Haiti, or Republic of Haiti, a country occupying the western third of the island of Hispaniola in the West Indies.
Haiti is shaped roughly like a letter U lying on its side, with the open end facing west. The base of the U forms the boundary with the Dominican Republic, which occupies the rest of Hispaniola. The Gulf of Gonâve separates the two arms of the U. The Atlantic Ocean is on the north, the Caribbean Sea on the south. Gonâve and Tortue (Tortuga) are the largest offshore islands. The total area of the country is 10,714 square miles (27,750 km2).
|Facts in brief about Haiti|
|Official language: Creole and French.|
|Area: 10,714 mi2 (27,750 km2). Greatest distances—east-west, 180 mi (290 km); north-south, 135 mi (217 km). Coastline—672 mi (1,081 km), including offshore islands.|
|Elevation: Highest—Pic La Selle, 8,783 ft (2,677 m) above sea level. Lowest—sea level.|
|Population: Current estimate—9,037,000; density, 843 per mi2 (326 per km2); distribution, 61 percent rural, 39 percent urban. 2003 census—7,929,048.|
|Chief products: Agriculture—coffee, sisal, sugar cane.|
|National anthem: "La Dessalinienne” (“The Song of Dessalines").|
|Flag: Haiti's state flag has a dark blue top half that stands for the blacks of Haiti. The red bottom half represents its mulattoes. In the center of the state flag is the Haitian coat of arms. The civil flag, flown by the people, has no coat of arms.|
|Money: Basic unit—gourde. One hundred centimes equal one gourde.|
Mountains cover two-thirds of Haiti, which is an Indian word meaning “mountain country.” Several ranges, separated by broad, fertile valleys, stretch from east to west. La Selle in the southeast is the highest peak, 8,773 feet (2,674 m) above sea level. There are plains along much of the coast. Haiti's only important river, the Artibonite, flows from its source in the Dominican Republic to the Gulf of Gonâve.
Haiti's climate is hot in the plains and cooler in the mountains. The mean annual temperature at Port-au-Prince, the capital, is 81° F. (27° C.), one of the highest in the West Indies. Rainfall varies widely according to region.
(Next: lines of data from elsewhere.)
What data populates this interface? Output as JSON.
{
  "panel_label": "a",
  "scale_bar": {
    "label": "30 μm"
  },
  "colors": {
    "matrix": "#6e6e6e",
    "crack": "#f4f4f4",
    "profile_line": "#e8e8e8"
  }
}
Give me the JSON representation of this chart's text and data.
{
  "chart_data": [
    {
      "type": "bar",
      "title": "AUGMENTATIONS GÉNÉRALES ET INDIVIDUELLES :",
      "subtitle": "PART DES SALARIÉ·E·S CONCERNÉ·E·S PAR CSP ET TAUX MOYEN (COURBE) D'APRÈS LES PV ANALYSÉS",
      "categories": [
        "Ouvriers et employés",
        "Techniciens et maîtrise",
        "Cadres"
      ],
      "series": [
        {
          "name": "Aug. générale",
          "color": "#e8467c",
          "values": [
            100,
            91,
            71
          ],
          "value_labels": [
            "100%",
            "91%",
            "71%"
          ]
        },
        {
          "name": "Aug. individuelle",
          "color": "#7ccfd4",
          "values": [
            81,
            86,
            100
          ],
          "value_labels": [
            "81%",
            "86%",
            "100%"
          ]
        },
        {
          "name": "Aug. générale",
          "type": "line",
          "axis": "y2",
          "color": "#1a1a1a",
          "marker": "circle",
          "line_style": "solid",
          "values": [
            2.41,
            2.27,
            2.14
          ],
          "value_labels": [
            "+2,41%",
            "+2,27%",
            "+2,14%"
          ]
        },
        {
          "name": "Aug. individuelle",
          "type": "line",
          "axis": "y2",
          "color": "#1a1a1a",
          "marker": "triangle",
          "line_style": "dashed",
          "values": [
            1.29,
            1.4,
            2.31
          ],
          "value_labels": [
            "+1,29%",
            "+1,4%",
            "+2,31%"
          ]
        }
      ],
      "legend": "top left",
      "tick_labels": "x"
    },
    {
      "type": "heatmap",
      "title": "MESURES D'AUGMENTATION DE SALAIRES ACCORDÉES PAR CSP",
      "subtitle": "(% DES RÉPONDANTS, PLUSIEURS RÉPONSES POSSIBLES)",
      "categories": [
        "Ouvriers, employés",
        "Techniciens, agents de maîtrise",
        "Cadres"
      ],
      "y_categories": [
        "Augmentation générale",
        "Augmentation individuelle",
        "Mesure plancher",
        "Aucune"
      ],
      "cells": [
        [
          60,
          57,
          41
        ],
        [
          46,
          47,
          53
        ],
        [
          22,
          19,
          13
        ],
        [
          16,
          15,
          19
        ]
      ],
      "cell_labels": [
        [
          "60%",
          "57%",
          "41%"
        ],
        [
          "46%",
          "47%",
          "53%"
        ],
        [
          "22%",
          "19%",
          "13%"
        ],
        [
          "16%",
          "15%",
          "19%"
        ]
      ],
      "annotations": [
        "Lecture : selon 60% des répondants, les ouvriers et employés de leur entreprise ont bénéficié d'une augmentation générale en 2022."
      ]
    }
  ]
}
Haiti is one of Latin America's poorest countries. It has few natural resources, illiteracy is widespread, and the country is overpopulated. Corrupt, dictatorial governments have also hindered economic growth.
The vast majority of the people live at a subsistence level, raising such crops as corn, millet, rice, cassava, and beans on small plots of land. Coffee and sugarcane are the main cash crops. Crop yields are low nearly everywhere, due largely to soil depletion and erosion and the use of primitive farming methods.
Manufacturing is concentrated in Port-au-Prince and consists mainly of processing basic foods and manufacturing essential personal and household items. In addition, Haitians produce many handicraft items. Because of Haiti's cheap labor, a number of foreign firms have established assembly plants there; parts are imported and the finished products exported, primarily to the United States. Tourism, once a vital part of Haiti's economy, has declined considerably since the mid-1980's, mainly because of political instability. Some cruise ships visit Haiti's small northern resort of labadie.
Haiti trades primarily with the United States. The chief exports are coffee, assembled manufactured products, and handicrafts. Imports are mostly manufactured goods and foods.
Haiti's basic currency unit is the gourde.
There are few paved roads. The last operating railway, used only to transport sugarcane, closed in the early 1990's. Port-au-Prince is the chief port and air terminal.
About 95 per cent of the people are black. The rest—except for a few whites—are mulattoes, descendants of African slaves and early French settlers. Haiti's population density is about 699 persons per square mile (270 per km2). Port-au-Prince is the capital and largest city.
The official languages are French and Creole. Roman Catholicism is the prevailing and official religion. Voodoo is widely practiced.
Elementary education is free and compulsory, but only about one-fourth of the children attend school and nearly half of the adults are illiterate. The national university—the University of Haiti—is at Port-au-Prince.
The constitution of 1987 provides for an elected president, who is the head of state,and a bicameral legislature called the National Assembly. The National Assembly consists of a 27-member Senate and an 83-member Chamber of Deputies. The president, who is elected by the people to a five-year term, appoints a prime minister as head of the government. Members of the Supreme Court and Courts of Appeal are appointed by the president. All citizens 18 and older may vote.